The Gateway DX100X starts at the near rock-bottom price of $449 (after $100 rebate); our $801 review unit featured upgrades that included a 15-inch LCD and a double-layer DVD burner. The Intel Celeron-based DX100X can handle most mainstream applications, but it has serious expandability issues, giving it a shorter shelf life than a more flexible system such as the eMachines T6524. If you're looking for an entry-level PC for dorm or family room use, there are better options in the same general price range, including the Dell Dimension E510, which boasts a mainstream Pentium 4 processor and a TV tuner card.

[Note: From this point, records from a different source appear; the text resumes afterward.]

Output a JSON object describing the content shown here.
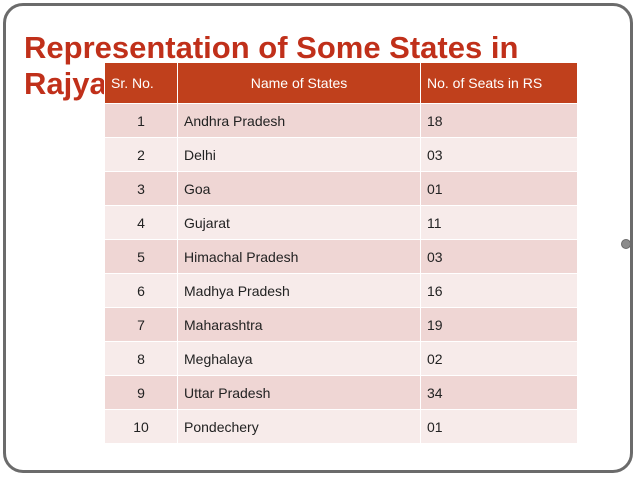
{
  "slide": {
    "title": "Representation of  Some States in Rajya Sabha:",
    "colors": {
      "title": "#c0301a",
      "header_bg": "#c0401c",
      "row_odd": "#efd6d4",
      "row_even": "#f7ebea"
    }
  },
  "table": {
    "headers": [
      "Sr. No.",
      "Name of States",
      "No. of  Seats in RS"
    ],
    "rows": [
      [
        "1",
        "Andhra Pradesh",
        "18"
      ],
      [
        "2",
        "Delhi",
        "03"
      ],
      [
        "3",
        "Goa",
        "01"
      ],
      [
        "4",
        "Gujarat",
        "11"
      ],
      [
        "5",
        "Himachal Pradesh",
        "03"
      ],
      [
        "6",
        "Madhya Pradesh",
        "16"
      ],
      [
        "7",
        "Maharashtra",
        "19"
      ],
      [
        "8",
        "Meghalaya",
        "02"
      ],
      [
        "9",
        "Uttar Pradesh",
        "34"
      ],
      [
        "10",
        "Pondechery",
        "01"
      ]
    ]
  }
}
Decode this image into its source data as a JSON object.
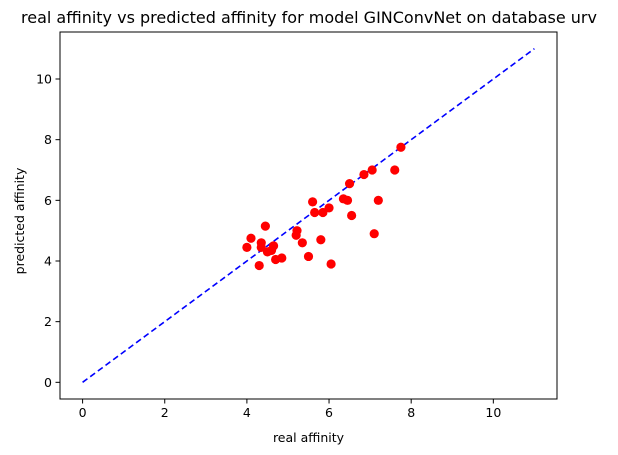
{
  "chart_data": {
    "type": "scatter",
    "title": "real affinity vs predicted affinity for model GINConvNet on database urv",
    "xlabel": "real affinity",
    "ylabel": "predicted affinity",
    "xlim": [
      -0.55,
      11.55
    ],
    "ylim": [
      -0.55,
      11.55
    ],
    "xticks": [
      0,
      2,
      4,
      6,
      8,
      10
    ],
    "yticks": [
      0,
      2,
      4,
      6,
      8,
      10
    ],
    "grid": false,
    "reference_line": {
      "x": [
        0,
        11
      ],
      "y": [
        0,
        11
      ],
      "style": "dashed",
      "color": "#0000ff"
    },
    "series": [
      {
        "color": "#ff0000",
        "points": [
          [
            4.0,
            4.45
          ],
          [
            4.1,
            4.75
          ],
          [
            4.3,
            3.85
          ],
          [
            4.35,
            4.45
          ],
          [
            4.35,
            4.6
          ],
          [
            4.45,
            5.15
          ],
          [
            4.5,
            4.3
          ],
          [
            4.6,
            4.35
          ],
          [
            4.65,
            4.5
          ],
          [
            4.7,
            4.05
          ],
          [
            4.85,
            4.1
          ],
          [
            5.2,
            4.85
          ],
          [
            5.22,
            5.0
          ],
          [
            5.35,
            4.6
          ],
          [
            5.5,
            4.15
          ],
          [
            5.6,
            5.95
          ],
          [
            5.65,
            5.6
          ],
          [
            5.8,
            4.7
          ],
          [
            5.85,
            5.6
          ],
          [
            6.0,
            5.75
          ],
          [
            6.05,
            3.9
          ],
          [
            6.35,
            6.05
          ],
          [
            6.45,
            6.0
          ],
          [
            6.5,
            6.55
          ],
          [
            6.55,
            5.5
          ],
          [
            6.85,
            6.85
          ],
          [
            7.05,
            7.0
          ],
          [
            7.1,
            4.9
          ],
          [
            7.2,
            6.0
          ],
          [
            7.6,
            7.0
          ],
          [
            7.75,
            7.75
          ]
        ]
      }
    ]
  }
}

For budget buyers, we still recommend Gateway's own eMachines line; the $599 T6524 (no monitor) delivers the best bang for your budget buck, thanks to its AMD Athlon 64 3500+ CPU, 1GB of RAM, and expandability.

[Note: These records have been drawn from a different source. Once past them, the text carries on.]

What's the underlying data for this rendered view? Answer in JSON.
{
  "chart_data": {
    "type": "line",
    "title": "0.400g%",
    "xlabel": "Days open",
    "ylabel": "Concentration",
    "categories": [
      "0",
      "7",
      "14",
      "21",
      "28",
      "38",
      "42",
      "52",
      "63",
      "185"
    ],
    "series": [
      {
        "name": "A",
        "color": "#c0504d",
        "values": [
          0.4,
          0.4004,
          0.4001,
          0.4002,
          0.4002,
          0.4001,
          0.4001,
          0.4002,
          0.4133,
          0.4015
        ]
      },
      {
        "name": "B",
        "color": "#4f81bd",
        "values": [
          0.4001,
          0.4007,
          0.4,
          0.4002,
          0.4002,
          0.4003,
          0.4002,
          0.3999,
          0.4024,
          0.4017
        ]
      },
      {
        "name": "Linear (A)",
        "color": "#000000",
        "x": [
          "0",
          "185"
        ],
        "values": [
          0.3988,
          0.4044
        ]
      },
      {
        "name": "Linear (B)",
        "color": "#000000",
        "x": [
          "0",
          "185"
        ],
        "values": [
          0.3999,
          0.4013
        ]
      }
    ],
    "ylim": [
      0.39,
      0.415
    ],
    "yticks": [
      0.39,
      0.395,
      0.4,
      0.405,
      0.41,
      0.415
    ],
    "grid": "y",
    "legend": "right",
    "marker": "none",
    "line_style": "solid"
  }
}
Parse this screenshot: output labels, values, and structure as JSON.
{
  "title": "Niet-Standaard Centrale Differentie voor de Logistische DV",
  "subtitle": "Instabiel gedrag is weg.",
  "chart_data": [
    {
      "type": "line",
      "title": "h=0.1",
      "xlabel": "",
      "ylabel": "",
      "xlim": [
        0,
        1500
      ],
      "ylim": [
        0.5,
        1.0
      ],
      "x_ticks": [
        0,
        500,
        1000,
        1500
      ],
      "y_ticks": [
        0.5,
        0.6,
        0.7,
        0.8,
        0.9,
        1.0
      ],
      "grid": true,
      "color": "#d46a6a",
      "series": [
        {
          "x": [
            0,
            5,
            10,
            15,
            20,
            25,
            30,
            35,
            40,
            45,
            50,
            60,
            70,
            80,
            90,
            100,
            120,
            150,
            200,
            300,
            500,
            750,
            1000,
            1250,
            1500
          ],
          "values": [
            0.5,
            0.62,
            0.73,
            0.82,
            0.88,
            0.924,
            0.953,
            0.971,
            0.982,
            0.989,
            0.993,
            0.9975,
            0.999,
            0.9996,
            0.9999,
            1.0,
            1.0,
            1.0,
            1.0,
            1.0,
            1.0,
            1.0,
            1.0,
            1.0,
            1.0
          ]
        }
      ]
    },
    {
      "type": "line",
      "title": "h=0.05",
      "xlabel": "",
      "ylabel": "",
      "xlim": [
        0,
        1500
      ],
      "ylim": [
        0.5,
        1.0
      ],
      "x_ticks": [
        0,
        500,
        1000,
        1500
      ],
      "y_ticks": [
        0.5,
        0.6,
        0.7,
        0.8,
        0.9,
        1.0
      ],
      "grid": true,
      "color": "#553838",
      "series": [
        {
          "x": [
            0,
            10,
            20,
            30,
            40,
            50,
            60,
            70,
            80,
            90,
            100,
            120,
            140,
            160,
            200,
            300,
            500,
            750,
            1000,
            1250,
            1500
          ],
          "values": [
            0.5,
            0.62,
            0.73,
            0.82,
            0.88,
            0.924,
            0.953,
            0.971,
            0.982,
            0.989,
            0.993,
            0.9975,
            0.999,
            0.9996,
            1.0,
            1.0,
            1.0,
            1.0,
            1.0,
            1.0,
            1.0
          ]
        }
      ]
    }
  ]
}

Entry-level PCs are often betrayed by cheap-looking cases, but the DX100X's silver-faced, black-accented tower looks sharp enough to fool onlookers into thinking it's a much pricier system. Plus, its BTX design results in whisper-quiet operation. Our main design complaint is with the front USB, microphone, and headphone ports: they're so deeply recessed that unless the tower is sitting at desk level, you'll have a hard time seeing and reaching them. Two USB 2.0 ports are on the front, with four in the rear, but there are no FireWire ports to be found.

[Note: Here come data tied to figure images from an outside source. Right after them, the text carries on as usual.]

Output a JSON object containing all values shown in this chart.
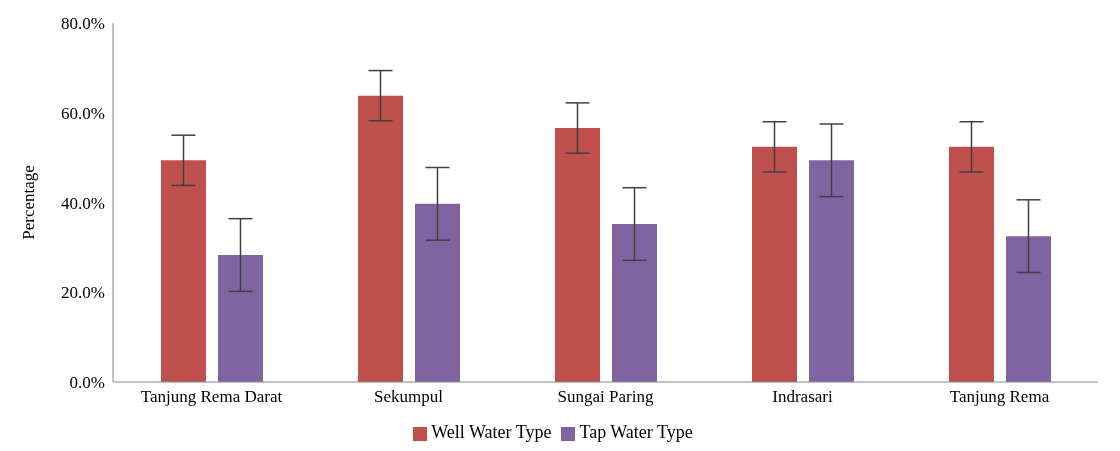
{
  "chart_data": {
    "type": "bar",
    "ylabel": "Percentage",
    "categories": [
      "Tanjung Rema Darat",
      "Sekumpul",
      "Sungai Paring",
      "Indrasari",
      "Tanjung Rema"
    ],
    "series": [
      {
        "name": "Well Water Type",
        "color": "#c0504d",
        "values": [
          49.4,
          63.8,
          56.6,
          52.4,
          52.4
        ],
        "errors": [
          5.6,
          5.6,
          5.6,
          5.6,
          5.6
        ]
      },
      {
        "name": "Tap Water Type",
        "color": "#8064a2",
        "values": [
          28.3,
          39.7,
          35.2,
          49.4,
          32.5
        ],
        "errors": [
          8.1,
          8.1,
          8.1,
          8.1,
          8.1
        ]
      }
    ],
    "ylim": [
      0,
      80
    ],
    "yticks": [
      {
        "value": 0,
        "label": "0.0%"
      },
      {
        "value": 20,
        "label": "20.0%"
      },
      {
        "value": 40,
        "label": "40.0%"
      },
      {
        "value": 60,
        "label": "60.0%"
      },
      {
        "value": 80,
        "label": "80.0%"
      }
    ],
    "grid": false,
    "legend": "bottom"
  }
}
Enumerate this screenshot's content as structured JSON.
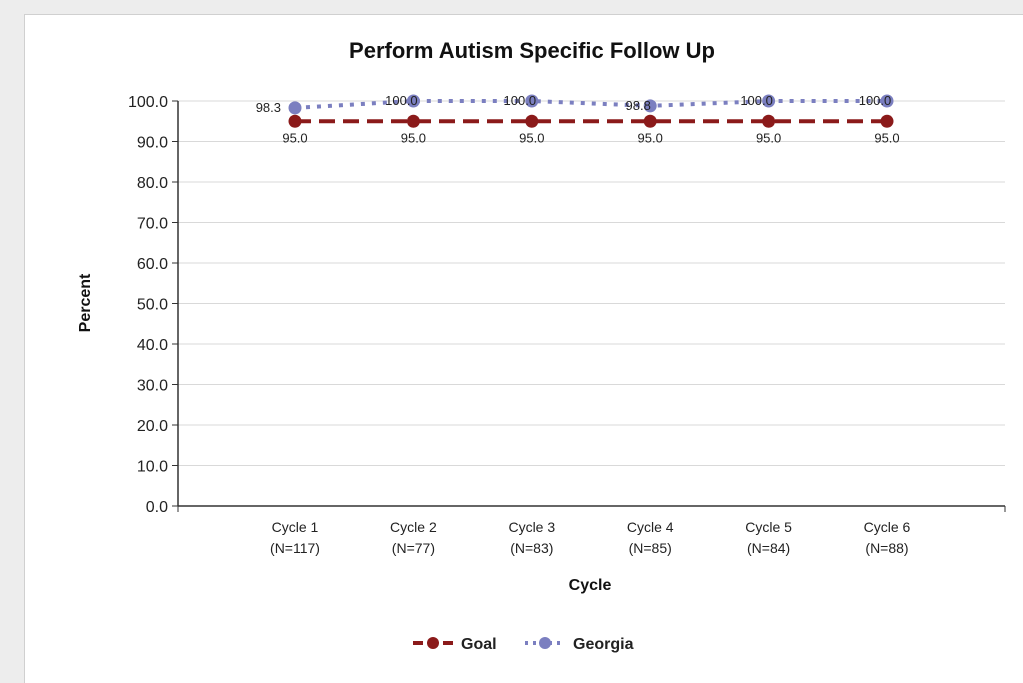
{
  "chart_data": {
    "type": "line",
    "title": "Perform Autism Specific Follow Up",
    "xlabel": "Cycle",
    "ylabel": "Percent",
    "ylim": [
      0,
      100
    ],
    "yticks": [
      "0.0",
      "10.0",
      "20.0",
      "30.0",
      "40.0",
      "50.0",
      "60.0",
      "70.0",
      "80.0",
      "90.0",
      "100.0"
    ],
    "categories": [
      {
        "line1": "Cycle 1",
        "line2": "(N=117)"
      },
      {
        "line1": "Cycle 2",
        "line2": "(N=77)"
      },
      {
        "line1": "Cycle 3",
        "line2": "(N=83)"
      },
      {
        "line1": "Cycle 4",
        "line2": "(N=85)"
      },
      {
        "line1": "Cycle 5",
        "line2": "(N=84)"
      },
      {
        "line1": "Cycle 6",
        "line2": "(N=88)"
      }
    ],
    "series": [
      {
        "name": "Goal",
        "color": "#8b1a1a",
        "style": "dashed",
        "values": [
          95.0,
          95.0,
          95.0,
          95.0,
          95.0,
          95.0
        ],
        "labels": [
          "95.0",
          "95.0",
          "95.0",
          "95.0",
          "95.0",
          "95.0"
        ]
      },
      {
        "name": "Georgia",
        "color": "#7b7fc0",
        "style": "dotted",
        "values": [
          98.3,
          100.0,
          100.0,
          98.8,
          100.0,
          100.0
        ],
        "labels": [
          "98.3",
          "100.0",
          "100.0",
          "98.8",
          "100.0",
          "100.0"
        ]
      }
    ],
    "grid": true,
    "legend": "bottom"
  }
}
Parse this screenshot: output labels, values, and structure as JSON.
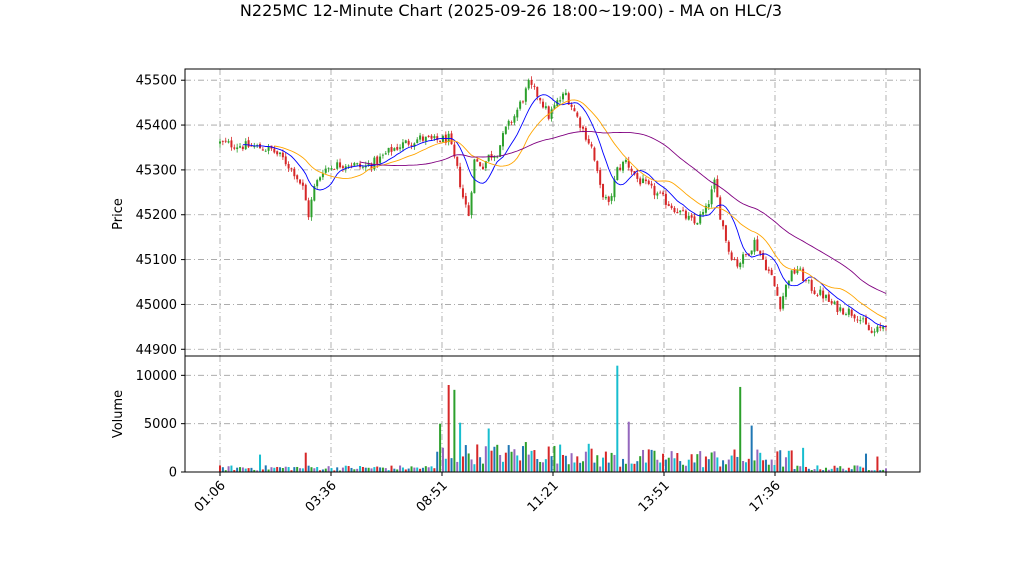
{
  "chart_data": {
    "type": "candlestick",
    "title": "N225MC 12-Minute Chart (2025-09-26 18:00~19:00) - MA on HLC/3",
    "grid": true,
    "x_ticks": [
      "01:06",
      "03:36",
      "08:51",
      "11:21",
      "13:51",
      "17:36"
    ],
    "price_panel": {
      "ylabel": "Price",
      "ylim": [
        44885,
        45525
      ],
      "yticks": [
        44900,
        45000,
        45100,
        45200,
        45300,
        45400,
        45500
      ],
      "close_path": [
        [
          0,
          45360
        ],
        [
          6,
          45355
        ],
        [
          12,
          45352
        ],
        [
          18,
          45345
        ],
        [
          22,
          45325
        ],
        [
          26,
          45295
        ],
        [
          29,
          45260
        ],
        [
          31,
          45200
        ],
        [
          33,
          45260
        ],
        [
          36,
          45300
        ],
        [
          40,
          45310
        ],
        [
          45,
          45315
        ],
        [
          50,
          45305
        ],
        [
          55,
          45320
        ],
        [
          60,
          45345
        ],
        [
          65,
          45360
        ],
        [
          70,
          45370
        ],
        [
          75,
          45365
        ],
        [
          80,
          45370
        ],
        [
          83,
          45300
        ],
        [
          85,
          45240
        ],
        [
          87,
          45200
        ],
        [
          89,
          45320
        ],
        [
          92,
          45310
        ],
        [
          94,
          45330
        ],
        [
          97,
          45340
        ],
        [
          100,
          45390
        ],
        [
          103,
          45420
        ],
        [
          106,
          45460
        ],
        [
          108,
          45490
        ],
        [
          112,
          45460
        ],
        [
          115,
          45420
        ],
        [
          118,
          45450
        ],
        [
          121,
          45470
        ],
        [
          124,
          45430
        ],
        [
          127,
          45390
        ],
        [
          130,
          45350
        ],
        [
          133,
          45260
        ],
        [
          136,
          45220
        ],
        [
          139,
          45300
        ],
        [
          142,
          45320
        ],
        [
          146,
          45280
        ],
        [
          150,
          45260
        ],
        [
          154,
          45240
        ],
        [
          158,
          45220
        ],
        [
          162,
          45200
        ],
        [
          166,
          45180
        ],
        [
          170,
          45210
        ],
        [
          173,
          45270
        ],
        [
          175,
          45200
        ],
        [
          178,
          45120
        ],
        [
          181,
          45090
        ],
        [
          184,
          45110
        ],
        [
          187,
          45140
        ],
        [
          190,
          45100
        ],
        [
          193,
          45060
        ],
        [
          196,
          45000
        ],
        [
          199,
          45060
        ],
        [
          202,
          45080
        ],
        [
          205,
          45050
        ],
        [
          208,
          45030
        ],
        [
          211,
          45020
        ],
        [
          214,
          45000
        ],
        [
          217,
          44990
        ],
        [
          220,
          44985
        ],
        [
          223,
          44975
        ],
        [
          226,
          44950
        ],
        [
          228,
          44935
        ],
        [
          231,
          44945
        ],
        [
          233,
          44960
        ]
      ]
    },
    "volume_panel": {
      "ylabel": "Volume",
      "ylim": [
        0,
        12000
      ],
      "yticks": [
        0,
        5000,
        10000
      ],
      "spikes": [
        [
          14,
          1800
        ],
        [
          30,
          2000
        ],
        [
          77,
          5000
        ],
        [
          80,
          9000
        ],
        [
          82,
          8500
        ],
        [
          84,
          5100
        ],
        [
          94,
          4500
        ],
        [
          107,
          3100
        ],
        [
          139,
          11000
        ],
        [
          143,
          5200
        ],
        [
          182,
          8800
        ],
        [
          186,
          4800
        ],
        [
          204,
          2500
        ],
        [
          226,
          1900
        ],
        [
          230,
          1600
        ]
      ]
    },
    "n_candles": 234,
    "series": [
      {
        "name": "",
        "color": "#0000ff",
        "period": 9
      },
      {
        "name": "",
        "color": "#ffa500",
        "period": 20
      },
      {
        "name": "",
        "color": "#800080",
        "period": 50
      }
    ],
    "candle_colors": {
      "up": "#2ca02c",
      "down": "#d62728"
    },
    "volume_colors": [
      "#d62728",
      "#1f77b4",
      "#2ca02c",
      "#9467bd",
      "#17becf"
    ]
  }
}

Internal expansion is not the DX100X's strong suit. The optical and hard drives lack easy tool-free removal; you'll be reaching for the screwdriver set to add components to the two empty drive bays, one 3.5-inch and one 5.25-inch. If you want to add more RAM, you'll have to replace the existing pair of 256MB modules; the motherboard has just two DIMM sockets. There is a single free PCI slot and one x1 PCI Express slot, but no x16 PCI Express or AGP slots for adding a dedicated video card. Whether you like it or not, you're stuck with the onboard Intel GMA 900 graphics processor.
The Gateway DX100X delivered acceptable performance scores, despite its poky 2.93GHz Celeron D 341, which is an upgrade over the default 2.8GHz Celeron 336 chip. The similarly budget-minded HP Compaq Presario SR1620NX, with a 2.0GHz AMD Sempron 3400+, performed 7 percent faster on CNET Labs' SysMark 2004 benchmark, while the Shuttle XPC K6200h, with a marginally slower 2.8GHz Intel Celeron D 335, was 12 percent slower. In the same price range, our current budget recommendation, the eMachines T6524, blew past the DX100X with a SysMark 2004 score an astounding 29 percent faster.
Without a dedicated video card, the DX100X simply won't handle graphics-intensive games and applications. Video editing and Quake 4 definitely aren't on the menu for the integrated Intel GMA 900 GPU.
Even without games and video files eating up storage space, you might bump up against the DX100X's small 80GB hard drive. You can upgrade to a 160GB drive for just $50 extra, a worthwhile investment. Likewise, consider investing another $50 for Logitech's X-230 2.1 speaker system, which would be a major improvement over the muddy-sounding pair of Gateway speakers that ship standard with the DX100X.